A deputada criticou a falta de negros no comando da audiência. “Quando falamos de jovens negros sendo alvo, falamos também da composição dessa mesa. É posta uma diferença entre as pessoas pretas e não pretas. Prefiro abdicar ao tempo do que falar três minutos”, afirmou, deixando o auditório da OAB na sequência.
Dimitri Sales, presidente do Condepe, argumentou que integrantes do mandato de Erica acompanharam os debates prévios da audiência e estavam cientes do tempo e dos convidados para debater. “Interessa para nós ouvirmos a sociedade e não fazer privilégio de candidaturas”, rebateu.

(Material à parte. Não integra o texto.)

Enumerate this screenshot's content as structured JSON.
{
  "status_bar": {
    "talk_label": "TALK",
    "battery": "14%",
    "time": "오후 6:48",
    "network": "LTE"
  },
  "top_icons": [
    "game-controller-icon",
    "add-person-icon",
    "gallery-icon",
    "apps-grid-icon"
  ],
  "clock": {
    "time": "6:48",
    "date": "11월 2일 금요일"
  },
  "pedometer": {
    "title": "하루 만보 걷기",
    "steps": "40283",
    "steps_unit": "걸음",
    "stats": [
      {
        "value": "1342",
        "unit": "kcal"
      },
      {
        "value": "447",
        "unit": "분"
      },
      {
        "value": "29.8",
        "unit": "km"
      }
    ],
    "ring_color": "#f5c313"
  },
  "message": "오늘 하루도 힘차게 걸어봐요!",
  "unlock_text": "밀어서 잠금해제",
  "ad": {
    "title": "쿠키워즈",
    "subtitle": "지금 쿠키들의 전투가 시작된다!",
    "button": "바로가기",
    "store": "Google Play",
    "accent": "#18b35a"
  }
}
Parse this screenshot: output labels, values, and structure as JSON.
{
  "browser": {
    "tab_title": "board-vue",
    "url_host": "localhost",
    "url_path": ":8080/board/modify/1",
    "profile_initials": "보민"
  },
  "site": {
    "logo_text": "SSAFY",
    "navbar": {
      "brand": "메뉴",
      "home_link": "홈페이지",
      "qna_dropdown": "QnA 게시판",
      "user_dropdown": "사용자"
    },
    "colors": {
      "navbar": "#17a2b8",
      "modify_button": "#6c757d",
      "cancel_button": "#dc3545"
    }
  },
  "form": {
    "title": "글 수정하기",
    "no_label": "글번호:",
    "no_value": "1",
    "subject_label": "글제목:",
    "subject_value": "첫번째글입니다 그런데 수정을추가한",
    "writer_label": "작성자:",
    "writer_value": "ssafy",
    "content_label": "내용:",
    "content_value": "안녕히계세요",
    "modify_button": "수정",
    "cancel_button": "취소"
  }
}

O público teve espaço para fala, cada pessoa com os mesmos três minutos que a deputada teria para falar. Assim como Erica, teve quem reclamasse, mas usasse o espaço para levar suas reivindicações, como mães que buscam provar a inocência de seus filhos presos, representantes da população de rua e da luta por moradia.
Djalma Costa, do Cedeca (Centro de Defesa da Criança e do Adolescente), denunciou que PMs tem forçado a meninos de rua a usarem drogas e bebidas alcoólicas na região central, nas praças da Sé e República. A ação seria para causar notificações de overdose.
Representando a Marcha das Mulheres Negras, Cinthia Gomes levou a história de Luana Barbosa para a pauta. “Precisamos contar o assassinato dela, que levava o filho para uma aula e foi espancada por policiais. Três anos depois, já foram dez audiências e o caso não deu em nada porque as testemunhas não aparecem por medo. Estão sendo intimidadas”, explica.